Bug 79149 - bad optimization on MIPS and ARM leading to excessive stack usage in some cases
Summary: bad optimization on MIPS and ARM leading to excessive stack usage in some cases
Status: NEW
Alias: None
Product: gcc
Classification: Unclassified
Component: rtl-optimization (show other bugs)
Version: 7.0
: P3 normal
Target Milestone: ---
Assignee: Maxim Kuvyrkov
URL:
Keywords: missed-optimization
Depends on: 11488
Blocks:
  Show dependency treegraph
 
Reported: 2017-01-19 15:38 UTC by Arnd Bergmann
Modified: 2017-06-16 14:12 UTC (History)
6 users (show)

See Also:
Host:
Target: arm-linux-gnueabi, mips-linux
Build:
Known to work:
Known to fail: 7.0
Last reconfirmed: 2017-06-16 00:00:00


Attachments
compressed preprocessed source for wp512 crypto from linux kernel (204.18 KB, application/gzip)
2017-01-19 15:38 UTC, Arnd Bergmann
Details
wp512 reference source code, standalone version (19.30 KB, text/plain)
2017-01-20 11:31 UTC, Arnd Bergmann
Details

Note You need to log in before you can comment on or make changes to this bug.
Description Arnd Bergmann 2017-01-19 15:38:07 UTC
Created attachment 40546 [details]
compressed preprocessed source for wp512 crypto from linux kernel

Build-testing the Linux kernel on MIPS shows warnings about possible kernel stack overflow in the kernel's crypto libraries, in particular the wp512 algorithm, as the stack frame grows beyond the normal per-function limit of 1024 bytes we use in the kernel.

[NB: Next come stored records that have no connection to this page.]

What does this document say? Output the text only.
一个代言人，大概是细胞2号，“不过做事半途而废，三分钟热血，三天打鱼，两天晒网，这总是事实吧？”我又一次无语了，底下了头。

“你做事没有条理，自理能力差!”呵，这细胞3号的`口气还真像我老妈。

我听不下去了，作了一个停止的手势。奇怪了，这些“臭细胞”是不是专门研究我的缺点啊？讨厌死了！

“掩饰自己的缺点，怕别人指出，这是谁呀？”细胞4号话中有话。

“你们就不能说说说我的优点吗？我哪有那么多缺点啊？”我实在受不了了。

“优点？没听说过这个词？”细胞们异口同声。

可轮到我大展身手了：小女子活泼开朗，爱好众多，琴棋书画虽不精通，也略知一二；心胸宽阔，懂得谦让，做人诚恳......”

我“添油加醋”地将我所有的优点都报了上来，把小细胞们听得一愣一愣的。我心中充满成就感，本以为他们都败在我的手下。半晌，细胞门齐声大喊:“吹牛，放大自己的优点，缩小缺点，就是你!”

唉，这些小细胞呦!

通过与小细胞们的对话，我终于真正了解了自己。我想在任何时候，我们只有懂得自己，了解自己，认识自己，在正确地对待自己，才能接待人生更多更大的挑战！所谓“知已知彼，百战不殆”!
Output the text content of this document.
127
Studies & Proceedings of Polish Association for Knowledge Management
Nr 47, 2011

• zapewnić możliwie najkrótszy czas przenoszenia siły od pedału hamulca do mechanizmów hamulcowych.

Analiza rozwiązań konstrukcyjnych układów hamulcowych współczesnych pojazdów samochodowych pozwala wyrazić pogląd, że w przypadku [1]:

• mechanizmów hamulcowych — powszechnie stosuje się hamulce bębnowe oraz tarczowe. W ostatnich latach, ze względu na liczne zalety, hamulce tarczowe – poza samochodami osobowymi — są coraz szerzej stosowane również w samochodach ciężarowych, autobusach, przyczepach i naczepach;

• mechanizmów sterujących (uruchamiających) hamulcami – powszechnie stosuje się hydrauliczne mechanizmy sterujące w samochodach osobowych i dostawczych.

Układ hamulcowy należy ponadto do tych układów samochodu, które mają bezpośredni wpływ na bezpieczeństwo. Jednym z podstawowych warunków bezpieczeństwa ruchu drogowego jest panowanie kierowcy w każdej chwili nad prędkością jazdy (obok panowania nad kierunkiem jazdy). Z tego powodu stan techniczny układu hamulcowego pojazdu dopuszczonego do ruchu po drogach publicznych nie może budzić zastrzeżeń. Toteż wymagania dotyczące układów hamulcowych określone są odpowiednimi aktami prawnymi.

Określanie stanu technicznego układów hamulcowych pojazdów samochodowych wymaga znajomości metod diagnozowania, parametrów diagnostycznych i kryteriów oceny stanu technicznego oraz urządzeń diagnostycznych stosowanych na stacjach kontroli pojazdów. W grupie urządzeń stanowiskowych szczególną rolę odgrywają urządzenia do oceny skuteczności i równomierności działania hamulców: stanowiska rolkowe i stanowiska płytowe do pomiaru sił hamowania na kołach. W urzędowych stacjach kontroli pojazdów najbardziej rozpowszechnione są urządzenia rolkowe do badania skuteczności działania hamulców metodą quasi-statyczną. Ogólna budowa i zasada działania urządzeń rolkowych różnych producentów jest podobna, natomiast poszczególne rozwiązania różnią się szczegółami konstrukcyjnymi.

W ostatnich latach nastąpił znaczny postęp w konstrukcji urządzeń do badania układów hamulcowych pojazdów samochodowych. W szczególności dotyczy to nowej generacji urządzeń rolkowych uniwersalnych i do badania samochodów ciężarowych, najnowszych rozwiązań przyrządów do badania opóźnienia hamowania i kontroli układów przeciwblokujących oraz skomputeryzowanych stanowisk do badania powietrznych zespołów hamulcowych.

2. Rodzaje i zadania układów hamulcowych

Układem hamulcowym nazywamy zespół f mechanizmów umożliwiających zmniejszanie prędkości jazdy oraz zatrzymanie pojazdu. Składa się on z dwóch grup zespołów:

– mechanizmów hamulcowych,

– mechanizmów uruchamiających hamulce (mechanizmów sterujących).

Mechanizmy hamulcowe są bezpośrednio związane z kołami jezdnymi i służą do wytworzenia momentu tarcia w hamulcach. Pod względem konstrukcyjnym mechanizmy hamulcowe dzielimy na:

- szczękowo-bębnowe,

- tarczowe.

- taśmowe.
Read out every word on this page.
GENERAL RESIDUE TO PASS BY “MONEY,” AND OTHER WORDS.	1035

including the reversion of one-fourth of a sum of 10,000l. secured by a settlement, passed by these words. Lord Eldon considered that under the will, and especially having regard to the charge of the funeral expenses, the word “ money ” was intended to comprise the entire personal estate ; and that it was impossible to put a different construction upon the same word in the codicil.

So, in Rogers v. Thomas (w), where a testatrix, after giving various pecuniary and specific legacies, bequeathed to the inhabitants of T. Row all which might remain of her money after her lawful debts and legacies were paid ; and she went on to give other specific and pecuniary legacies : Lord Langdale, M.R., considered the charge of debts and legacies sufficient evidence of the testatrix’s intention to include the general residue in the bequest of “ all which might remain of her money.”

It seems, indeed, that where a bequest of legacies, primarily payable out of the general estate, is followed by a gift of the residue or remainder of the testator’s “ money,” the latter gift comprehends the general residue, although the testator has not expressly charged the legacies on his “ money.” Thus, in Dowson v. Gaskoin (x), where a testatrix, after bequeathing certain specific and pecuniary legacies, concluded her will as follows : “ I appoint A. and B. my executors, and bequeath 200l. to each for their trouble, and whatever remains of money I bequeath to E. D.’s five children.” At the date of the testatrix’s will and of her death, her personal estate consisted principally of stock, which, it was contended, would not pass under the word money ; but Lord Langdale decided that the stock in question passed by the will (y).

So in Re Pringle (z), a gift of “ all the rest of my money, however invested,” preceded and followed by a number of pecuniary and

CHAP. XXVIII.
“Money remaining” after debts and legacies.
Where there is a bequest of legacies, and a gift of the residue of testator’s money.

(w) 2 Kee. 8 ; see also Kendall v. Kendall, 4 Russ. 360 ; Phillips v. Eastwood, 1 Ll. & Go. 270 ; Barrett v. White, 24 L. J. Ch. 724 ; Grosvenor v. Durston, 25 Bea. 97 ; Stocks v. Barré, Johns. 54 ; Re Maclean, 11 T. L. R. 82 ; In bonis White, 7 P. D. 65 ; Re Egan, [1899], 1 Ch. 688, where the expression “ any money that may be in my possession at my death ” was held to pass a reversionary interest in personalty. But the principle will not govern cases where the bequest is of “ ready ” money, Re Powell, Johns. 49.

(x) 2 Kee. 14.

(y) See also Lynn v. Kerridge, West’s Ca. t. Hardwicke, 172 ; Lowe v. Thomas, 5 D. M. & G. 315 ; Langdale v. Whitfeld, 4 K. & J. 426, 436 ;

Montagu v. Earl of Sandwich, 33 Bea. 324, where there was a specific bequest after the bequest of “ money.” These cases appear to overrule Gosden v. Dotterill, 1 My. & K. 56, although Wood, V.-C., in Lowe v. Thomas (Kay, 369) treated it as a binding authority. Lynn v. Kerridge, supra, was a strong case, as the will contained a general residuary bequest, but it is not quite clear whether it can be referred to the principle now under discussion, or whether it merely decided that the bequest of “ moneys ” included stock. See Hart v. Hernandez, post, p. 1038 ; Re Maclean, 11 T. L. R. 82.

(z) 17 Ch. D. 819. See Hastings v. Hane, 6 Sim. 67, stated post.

I have been able to avoid the problem by turning off two specific optimizations,
and I have reproduced the same thing with both gcc-4.9 and gcc-7.0:

$ /home/arnd/cross-gcc/bin/mips-linux-gcc-7.0.0 -fno-strict-aliasing -O2 -c -Wall -Wframe-larger-than=100 -Wno-pointer-sign  wp512.i  
../../crypto/wp512.c: In function 'wp512_process_buffer':
../../crypto/wp512.c:987:1: warning: the frame size of 1128 bytes is larger than 100 bytes [-Wframe-larger-than=]

$ /home/arnd/cross-gcc/bin/mips-linux-gcc-7.0.0 -fno-strict-aliasing -O2 -c -Wall -Wframe-larger-than=100 -Wno-pointer-sign  wp512.i  -fno-sched-critical-path-heuristic -fno-sched-dep-count-heuristic
../../crypto/wp512.c: In function 'wp512_process_buffer':
../../crypto/wp512.c:987:1: warning: the frame size of 304 bytes is larger than 100 bytes [-Wframe-larger-than=]

$ /home/arnd/cross-gcc/bin/mips-linux-gcc-4.9.3 -fno-strict-aliasing -O2 -c -Wall -Wframe-larger-than=100 -Wno-pointer-sign  wp512.i  
../../crypto/wp512.c: In function 'wp512_process_buffer':
../../crypto/wp512.c:987:1: warning: the frame size of 1096 bytes is larger than 100 bytes [-Wframe-larger-than=]

$ /home/arnd/cross-gcc/bin/mips-linux-gcc-4.9.3 -fno-strict-aliasing -O2 -c -Wall -Wframe-larger-than=100 -Wno-pointer-sign  wp512.i  -fno-sched-critical-path-heuristic -fno-sched-dep-count-heuristic 
../../crypto/wp512.c: In function 'wp512_process_buffer':
../../crypto/wp512.c:987:1: warning: the frame size of 272 bytes is larger than 100 bytes [-Wframe-larger-than=]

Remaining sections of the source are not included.